The Nevada Gaming Control Board (NGCB) unveiled on Wednesday the full-year revenue numbers for the more than 300 licensed gaming facilities across the Silver State. Gross gaming revenue (GGR), the money kept by the casinos and gaming venues, totaled $15,798,466. The mark represents a 1.23% gain on 2024 and is the highest single-year GGR tally in Nevada history.

The post-pandemic run continued in 2025. Before the COVID-19 pandemic, Nevada’s all-time best GGR year was $12.85 billion, which was set in 2007. Nevada GGR in 2021 totaled $13.43 billion. Gaming win climbed to $14.84 billion in 2022, to $15.52 billion in 2023, and to $15.61 billion in 2024.

2025 ended with a disappointing December, where GGR slowed 1.55% statewide to $1.43 billion. The Las Vegas Strip was responsible for the decline, with GGR on the main drag down 6% year over year to $827.7 million.

Las Vegas Struggles

Nevada’s posting of a 1.23% GGR gain on the prior year was possible thanks to gaming away from the Las Vegas Strip.

GGR in downtown Las Vegas was up over 2%, North Las Vegas climbed almost 5%, Laughlin was up over 2%, and Boulder was almost 4% higher. Outside of Clark County, Elko County revenue saw gaming improve by 3%, and Washoe County, home to Reno, posted a 3.4% gain to almost $1.1 billion.

It was a different story on the Las Vegas Strip, where GGR was flat at $8.81 billion. The official tally, $8,815,212, represented a trivial 0.03% year-over-year gain. Slot machines won $4.95 billion, up 0.75%, while tables, sports, race, and bingo were down 0.89% to $3.86 billion.

Things could have been worse in terms of Strip gaming, as visitation crumbled in 2025. Strip casinos managed to muster every gaming dollar possible out of their guests, with visitor volume down 7.5%.

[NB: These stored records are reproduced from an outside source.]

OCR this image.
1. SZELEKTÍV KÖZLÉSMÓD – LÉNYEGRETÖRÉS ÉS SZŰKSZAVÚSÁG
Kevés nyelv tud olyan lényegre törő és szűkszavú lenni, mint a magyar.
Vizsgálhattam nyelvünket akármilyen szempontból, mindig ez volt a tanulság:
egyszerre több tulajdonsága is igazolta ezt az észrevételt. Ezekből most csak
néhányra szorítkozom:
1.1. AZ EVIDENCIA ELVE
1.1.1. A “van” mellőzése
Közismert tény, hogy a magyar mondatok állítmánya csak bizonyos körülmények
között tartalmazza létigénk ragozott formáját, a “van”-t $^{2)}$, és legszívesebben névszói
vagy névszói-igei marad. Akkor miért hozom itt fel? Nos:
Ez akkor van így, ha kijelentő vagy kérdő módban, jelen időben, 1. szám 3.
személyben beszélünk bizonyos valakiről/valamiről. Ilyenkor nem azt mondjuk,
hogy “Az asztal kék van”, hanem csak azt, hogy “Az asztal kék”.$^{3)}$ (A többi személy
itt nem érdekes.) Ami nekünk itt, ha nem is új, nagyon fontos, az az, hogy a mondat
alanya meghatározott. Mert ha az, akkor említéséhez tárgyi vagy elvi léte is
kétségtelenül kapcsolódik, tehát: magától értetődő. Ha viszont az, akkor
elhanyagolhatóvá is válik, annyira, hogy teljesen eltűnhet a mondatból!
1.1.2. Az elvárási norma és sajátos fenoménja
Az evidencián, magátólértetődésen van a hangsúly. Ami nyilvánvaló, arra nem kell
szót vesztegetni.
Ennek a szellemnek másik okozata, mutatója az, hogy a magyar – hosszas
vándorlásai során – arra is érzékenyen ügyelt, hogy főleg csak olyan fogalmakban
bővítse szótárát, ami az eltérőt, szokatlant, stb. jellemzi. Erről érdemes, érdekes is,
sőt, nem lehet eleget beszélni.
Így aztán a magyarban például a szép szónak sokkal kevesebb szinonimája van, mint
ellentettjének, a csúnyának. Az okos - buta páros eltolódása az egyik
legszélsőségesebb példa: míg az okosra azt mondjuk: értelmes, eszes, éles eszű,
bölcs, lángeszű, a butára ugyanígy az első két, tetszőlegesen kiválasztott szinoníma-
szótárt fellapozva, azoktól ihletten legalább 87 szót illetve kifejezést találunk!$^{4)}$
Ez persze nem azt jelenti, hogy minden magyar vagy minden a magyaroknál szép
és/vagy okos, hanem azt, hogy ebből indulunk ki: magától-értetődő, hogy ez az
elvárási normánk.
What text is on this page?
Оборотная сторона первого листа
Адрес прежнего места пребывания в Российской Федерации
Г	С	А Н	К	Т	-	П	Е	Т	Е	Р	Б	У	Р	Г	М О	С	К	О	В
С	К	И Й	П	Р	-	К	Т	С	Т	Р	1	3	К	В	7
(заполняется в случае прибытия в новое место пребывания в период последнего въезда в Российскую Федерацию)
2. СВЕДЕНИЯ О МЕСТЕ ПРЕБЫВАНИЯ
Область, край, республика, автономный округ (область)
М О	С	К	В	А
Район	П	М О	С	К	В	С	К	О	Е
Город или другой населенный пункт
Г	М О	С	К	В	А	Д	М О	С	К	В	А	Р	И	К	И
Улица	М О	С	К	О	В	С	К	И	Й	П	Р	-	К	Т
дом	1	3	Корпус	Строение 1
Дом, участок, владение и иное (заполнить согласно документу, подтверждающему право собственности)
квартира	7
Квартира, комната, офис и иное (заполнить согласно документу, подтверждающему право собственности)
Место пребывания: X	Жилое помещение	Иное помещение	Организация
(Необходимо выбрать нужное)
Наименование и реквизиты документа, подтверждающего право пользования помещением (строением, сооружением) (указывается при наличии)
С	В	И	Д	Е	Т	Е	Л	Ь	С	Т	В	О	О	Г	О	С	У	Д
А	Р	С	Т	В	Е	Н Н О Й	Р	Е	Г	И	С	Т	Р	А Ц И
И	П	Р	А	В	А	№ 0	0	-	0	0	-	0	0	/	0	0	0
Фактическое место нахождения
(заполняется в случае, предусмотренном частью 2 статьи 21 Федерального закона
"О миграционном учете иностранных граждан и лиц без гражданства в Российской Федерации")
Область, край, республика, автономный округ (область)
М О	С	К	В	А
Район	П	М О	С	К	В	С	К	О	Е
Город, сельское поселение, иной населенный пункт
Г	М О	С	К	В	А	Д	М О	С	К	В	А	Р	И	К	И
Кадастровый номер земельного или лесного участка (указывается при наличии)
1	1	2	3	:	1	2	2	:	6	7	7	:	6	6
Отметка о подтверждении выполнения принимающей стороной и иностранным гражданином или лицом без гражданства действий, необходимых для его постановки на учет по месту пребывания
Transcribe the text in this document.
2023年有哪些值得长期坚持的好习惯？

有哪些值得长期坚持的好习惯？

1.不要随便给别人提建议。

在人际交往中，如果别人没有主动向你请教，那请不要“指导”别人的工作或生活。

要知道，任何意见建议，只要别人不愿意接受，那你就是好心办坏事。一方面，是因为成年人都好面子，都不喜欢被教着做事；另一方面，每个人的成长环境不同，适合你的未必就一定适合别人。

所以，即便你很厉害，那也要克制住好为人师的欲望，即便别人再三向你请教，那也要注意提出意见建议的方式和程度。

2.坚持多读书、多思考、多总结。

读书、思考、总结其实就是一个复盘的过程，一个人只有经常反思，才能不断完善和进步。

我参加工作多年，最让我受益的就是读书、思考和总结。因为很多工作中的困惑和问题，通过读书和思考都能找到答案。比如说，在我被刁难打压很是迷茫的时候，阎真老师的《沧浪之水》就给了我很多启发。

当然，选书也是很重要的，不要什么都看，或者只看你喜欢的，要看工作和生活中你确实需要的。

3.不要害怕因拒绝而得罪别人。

The Las Vegas Convention & Visitors Authority (LVCVA) says approximately 38.54 million people visited Southern Nevada last year, a year-over-year loss of 3,127,800 guests. 

Gaming Fares, Other Revenue Drops

The Las Vegas Strip managed to keep gaming revenue stable in 2025, but that can’t be said for revenue elsewhere throughout the resorts.

According to the LVCVA, the average nightly room rate for a casino hotel on the Las Vegas Strip in 2025 was $196.54. That’s down 4.6% from $206.12 in 2024.

Strip room RevPAR, or revenue per available room, a key hospitality metric that measures financial performance by combining occupancy and average nightly rates, tumbled 8.2% from $178.09 to $163.52.

Strip hotel occupancy was 3.2 percentage points lower, at 83.2%. The reduced occupancy comes despite far fewer hotel rooms after Tropicana Las Vegas, with its 1,467 guestrooms, and The Mirage, with 3,044 rooms, shuttered in 2024.

Looking ahead, gaming analysts at Citizen Bank expect a rebound for Las Vegas in the first quarter of 2026. The bank cited New Year’s Day falling on a Thursday, which extended vacations.